The US supreme court on Friday threw out a pair of judicial decisions relating to whether public officials can block critics on social media without violating constitutional protections for free speech.

The justices vacated rulings by lower courts in two cases – one from California and another from Michigan – involving lawsuits brought under the US constitution’s first amendment by people who were blocked after posting criticisms on the social media accounts of local officials. The justices directed the lower courts to reconsider the matter.

At issue in the legal fight was whether the officials, in blocking their critics, were acting in a governmental capacity. The first amendment’s protections for free speech generally constrain government actors, not private individuals.

Blocking users is a function often employed on social media to stifle critics. The supreme court previously confronted the issue in 2021 in litigation over former president Donald Trump’s effort to block critics on X, then called Twitter, but failed to decide the matter by deeming the case moot after he left office.

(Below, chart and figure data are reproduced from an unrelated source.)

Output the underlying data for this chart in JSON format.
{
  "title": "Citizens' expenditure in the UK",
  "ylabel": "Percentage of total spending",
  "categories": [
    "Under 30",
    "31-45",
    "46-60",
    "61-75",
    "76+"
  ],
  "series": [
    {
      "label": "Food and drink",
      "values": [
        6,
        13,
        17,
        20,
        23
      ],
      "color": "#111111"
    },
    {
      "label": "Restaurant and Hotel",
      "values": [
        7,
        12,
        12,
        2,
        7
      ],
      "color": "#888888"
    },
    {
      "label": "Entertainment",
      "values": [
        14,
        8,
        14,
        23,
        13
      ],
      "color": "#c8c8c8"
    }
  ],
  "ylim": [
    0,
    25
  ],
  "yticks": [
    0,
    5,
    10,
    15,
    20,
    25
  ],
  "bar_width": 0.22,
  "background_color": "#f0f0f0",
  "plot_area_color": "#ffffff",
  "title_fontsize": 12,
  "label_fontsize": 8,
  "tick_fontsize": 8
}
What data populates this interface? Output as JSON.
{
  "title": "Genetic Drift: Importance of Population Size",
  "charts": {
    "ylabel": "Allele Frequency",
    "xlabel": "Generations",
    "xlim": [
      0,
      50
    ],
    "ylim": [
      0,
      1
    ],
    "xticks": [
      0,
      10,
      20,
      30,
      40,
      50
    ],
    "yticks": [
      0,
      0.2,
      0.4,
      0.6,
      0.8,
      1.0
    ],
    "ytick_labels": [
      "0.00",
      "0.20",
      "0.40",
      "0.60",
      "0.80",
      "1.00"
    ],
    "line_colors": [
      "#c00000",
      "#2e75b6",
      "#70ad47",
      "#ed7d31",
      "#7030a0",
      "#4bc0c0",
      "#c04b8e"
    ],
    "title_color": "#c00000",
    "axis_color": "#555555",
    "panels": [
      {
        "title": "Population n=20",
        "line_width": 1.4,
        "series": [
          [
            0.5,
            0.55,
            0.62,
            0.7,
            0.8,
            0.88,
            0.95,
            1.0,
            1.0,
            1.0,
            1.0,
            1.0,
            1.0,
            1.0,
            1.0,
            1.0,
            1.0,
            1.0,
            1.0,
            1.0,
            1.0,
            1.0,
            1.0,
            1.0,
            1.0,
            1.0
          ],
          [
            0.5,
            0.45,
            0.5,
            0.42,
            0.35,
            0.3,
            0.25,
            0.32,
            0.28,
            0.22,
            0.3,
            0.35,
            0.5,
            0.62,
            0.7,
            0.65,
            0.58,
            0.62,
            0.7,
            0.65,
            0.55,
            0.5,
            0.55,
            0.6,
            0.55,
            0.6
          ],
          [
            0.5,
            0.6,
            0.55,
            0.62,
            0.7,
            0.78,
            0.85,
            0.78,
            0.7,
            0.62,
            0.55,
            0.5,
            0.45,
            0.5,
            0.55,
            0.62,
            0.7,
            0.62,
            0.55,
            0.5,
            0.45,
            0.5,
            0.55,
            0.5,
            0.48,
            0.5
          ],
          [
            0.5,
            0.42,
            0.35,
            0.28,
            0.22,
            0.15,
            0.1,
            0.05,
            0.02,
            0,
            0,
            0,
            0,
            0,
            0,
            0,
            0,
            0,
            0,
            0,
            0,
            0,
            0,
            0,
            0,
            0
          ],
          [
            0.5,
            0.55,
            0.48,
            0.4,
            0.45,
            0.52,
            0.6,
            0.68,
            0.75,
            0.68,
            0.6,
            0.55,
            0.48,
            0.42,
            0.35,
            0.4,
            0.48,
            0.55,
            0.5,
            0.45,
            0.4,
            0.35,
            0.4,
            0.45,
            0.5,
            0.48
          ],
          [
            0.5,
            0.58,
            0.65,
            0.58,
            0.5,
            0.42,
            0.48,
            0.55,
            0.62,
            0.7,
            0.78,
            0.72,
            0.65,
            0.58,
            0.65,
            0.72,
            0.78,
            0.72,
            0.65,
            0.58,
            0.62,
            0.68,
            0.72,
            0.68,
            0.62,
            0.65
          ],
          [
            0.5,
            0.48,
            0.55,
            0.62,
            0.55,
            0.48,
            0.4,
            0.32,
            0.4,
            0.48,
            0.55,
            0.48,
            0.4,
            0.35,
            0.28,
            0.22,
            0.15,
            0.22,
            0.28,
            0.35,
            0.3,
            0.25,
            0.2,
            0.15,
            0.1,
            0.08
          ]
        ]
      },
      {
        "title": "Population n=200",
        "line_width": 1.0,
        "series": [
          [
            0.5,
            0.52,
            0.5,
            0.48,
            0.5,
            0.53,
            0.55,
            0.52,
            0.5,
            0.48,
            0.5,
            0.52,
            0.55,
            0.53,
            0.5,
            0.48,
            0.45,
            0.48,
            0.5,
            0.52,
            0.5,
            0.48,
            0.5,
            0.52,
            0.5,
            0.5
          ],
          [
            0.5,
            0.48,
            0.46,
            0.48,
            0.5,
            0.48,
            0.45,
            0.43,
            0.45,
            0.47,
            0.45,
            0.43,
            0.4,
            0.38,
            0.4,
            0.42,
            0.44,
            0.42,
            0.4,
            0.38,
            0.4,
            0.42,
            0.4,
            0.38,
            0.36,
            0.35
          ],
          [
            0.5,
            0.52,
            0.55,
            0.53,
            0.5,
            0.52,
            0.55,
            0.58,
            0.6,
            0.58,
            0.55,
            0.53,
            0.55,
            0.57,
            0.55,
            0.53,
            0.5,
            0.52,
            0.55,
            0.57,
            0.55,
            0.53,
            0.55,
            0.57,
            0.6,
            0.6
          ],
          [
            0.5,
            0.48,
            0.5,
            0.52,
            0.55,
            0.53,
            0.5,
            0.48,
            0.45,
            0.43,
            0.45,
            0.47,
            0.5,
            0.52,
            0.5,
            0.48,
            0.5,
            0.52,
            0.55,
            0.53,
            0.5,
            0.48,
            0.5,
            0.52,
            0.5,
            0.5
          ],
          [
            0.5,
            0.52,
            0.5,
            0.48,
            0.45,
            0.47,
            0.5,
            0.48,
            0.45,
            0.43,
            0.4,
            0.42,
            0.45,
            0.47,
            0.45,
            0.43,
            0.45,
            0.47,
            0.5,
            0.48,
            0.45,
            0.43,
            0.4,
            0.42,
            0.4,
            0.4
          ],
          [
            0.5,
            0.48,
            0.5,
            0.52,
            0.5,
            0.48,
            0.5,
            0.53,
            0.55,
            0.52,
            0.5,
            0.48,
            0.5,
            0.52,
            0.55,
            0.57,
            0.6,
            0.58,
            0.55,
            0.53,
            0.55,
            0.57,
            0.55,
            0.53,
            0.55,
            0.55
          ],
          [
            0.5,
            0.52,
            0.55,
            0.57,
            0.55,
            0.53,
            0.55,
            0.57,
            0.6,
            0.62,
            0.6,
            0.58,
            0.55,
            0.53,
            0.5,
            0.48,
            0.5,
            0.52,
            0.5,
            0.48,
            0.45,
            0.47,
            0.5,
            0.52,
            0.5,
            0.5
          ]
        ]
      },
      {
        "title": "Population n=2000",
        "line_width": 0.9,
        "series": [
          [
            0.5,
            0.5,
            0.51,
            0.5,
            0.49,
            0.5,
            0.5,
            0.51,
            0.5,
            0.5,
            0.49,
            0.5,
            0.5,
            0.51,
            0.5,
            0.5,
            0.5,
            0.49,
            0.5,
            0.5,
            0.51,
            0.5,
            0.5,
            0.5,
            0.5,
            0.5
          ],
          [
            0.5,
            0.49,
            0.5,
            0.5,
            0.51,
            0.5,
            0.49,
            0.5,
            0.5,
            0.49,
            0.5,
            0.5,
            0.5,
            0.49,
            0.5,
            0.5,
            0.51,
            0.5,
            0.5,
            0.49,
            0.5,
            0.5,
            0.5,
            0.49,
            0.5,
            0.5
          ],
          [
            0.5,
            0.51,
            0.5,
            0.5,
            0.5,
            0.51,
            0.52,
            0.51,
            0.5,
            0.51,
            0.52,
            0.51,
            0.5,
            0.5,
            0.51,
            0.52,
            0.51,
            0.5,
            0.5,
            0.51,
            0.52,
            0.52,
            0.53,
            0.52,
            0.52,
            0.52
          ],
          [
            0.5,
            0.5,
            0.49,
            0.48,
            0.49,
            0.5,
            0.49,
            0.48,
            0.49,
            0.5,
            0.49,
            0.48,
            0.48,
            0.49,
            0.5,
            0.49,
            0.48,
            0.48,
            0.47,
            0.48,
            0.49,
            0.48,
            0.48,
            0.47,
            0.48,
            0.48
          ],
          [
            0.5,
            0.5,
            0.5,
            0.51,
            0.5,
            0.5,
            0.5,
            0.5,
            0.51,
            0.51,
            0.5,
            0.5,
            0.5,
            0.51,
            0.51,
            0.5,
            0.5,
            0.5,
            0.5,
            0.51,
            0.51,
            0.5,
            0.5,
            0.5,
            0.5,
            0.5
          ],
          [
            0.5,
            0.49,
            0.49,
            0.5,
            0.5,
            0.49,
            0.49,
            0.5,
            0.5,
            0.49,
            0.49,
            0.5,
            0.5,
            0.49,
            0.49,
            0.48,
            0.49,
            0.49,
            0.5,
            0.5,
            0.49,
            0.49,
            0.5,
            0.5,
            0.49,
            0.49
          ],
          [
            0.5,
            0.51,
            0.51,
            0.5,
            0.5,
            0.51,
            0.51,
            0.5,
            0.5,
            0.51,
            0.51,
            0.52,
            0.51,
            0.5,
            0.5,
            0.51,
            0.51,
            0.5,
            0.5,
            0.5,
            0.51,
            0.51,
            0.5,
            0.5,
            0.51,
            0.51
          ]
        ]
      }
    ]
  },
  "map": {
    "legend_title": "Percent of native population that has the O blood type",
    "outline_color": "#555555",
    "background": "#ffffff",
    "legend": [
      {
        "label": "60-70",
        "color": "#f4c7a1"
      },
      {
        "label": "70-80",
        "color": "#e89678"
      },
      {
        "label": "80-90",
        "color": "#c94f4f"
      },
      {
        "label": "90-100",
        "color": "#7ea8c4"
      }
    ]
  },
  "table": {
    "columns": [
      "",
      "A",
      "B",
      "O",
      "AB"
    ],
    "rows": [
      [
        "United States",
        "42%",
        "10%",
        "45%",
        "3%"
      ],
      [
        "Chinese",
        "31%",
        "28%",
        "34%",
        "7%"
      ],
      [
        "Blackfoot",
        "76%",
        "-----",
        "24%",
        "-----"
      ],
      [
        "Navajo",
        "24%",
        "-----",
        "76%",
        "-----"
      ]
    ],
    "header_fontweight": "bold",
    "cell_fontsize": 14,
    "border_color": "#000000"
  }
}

The first of the latest cases involved two public school board trustees from Poway, California, who appealed a lower court’s ruling in favor of parents who sued them after being blocked from the accounts of the officials on social media.

The second case involved a Michigan man’s appeal after a lower court ruled against his lawsuit challenging a Port Huron city official who blocked him on Facebook.

Joe Biden’s administration had sided with the officials in both cases. Free speech advocacy groups urged the justices to back the plaintiffs.

The California case involved Michelle O’Connor-Ratcliff and TJ Zane, elected trustees of the Poway unified school district. They blocked Christopher and Kimberly Garnier, the parents of three students, after the couple made hundreds of critical posts on issues including race and school finances.

Zane and O’Connor-Ratcliff both had public Facebook pages identifying them as government officials. The parents sued O’Connor-Ratcliff and Zane in 2017, arguing that their free speech rights under the first amendment were violated.

A federal judge in California ruled that the parents’ first amendment rights were violated and the San Francisco-based ninth US circuit court of appeals agreed.

In the Michigan case, Port Huron resident Kevin Lindke sued in 2020 after city manager James Freed blocked him from his public Facebook page following critical posts related to the Covid-19 pandemic. Lindke accused Freed of violating his first amendment rights. Freed’s account also was a public Facebook page identifying him as a public figure.

A federal judge ruled in favor of Freed in 2021 and the Cincinnati-based sixth US circuit court of appeals last year agreed and Freed’s blocking of Lindke did not constitute an official act.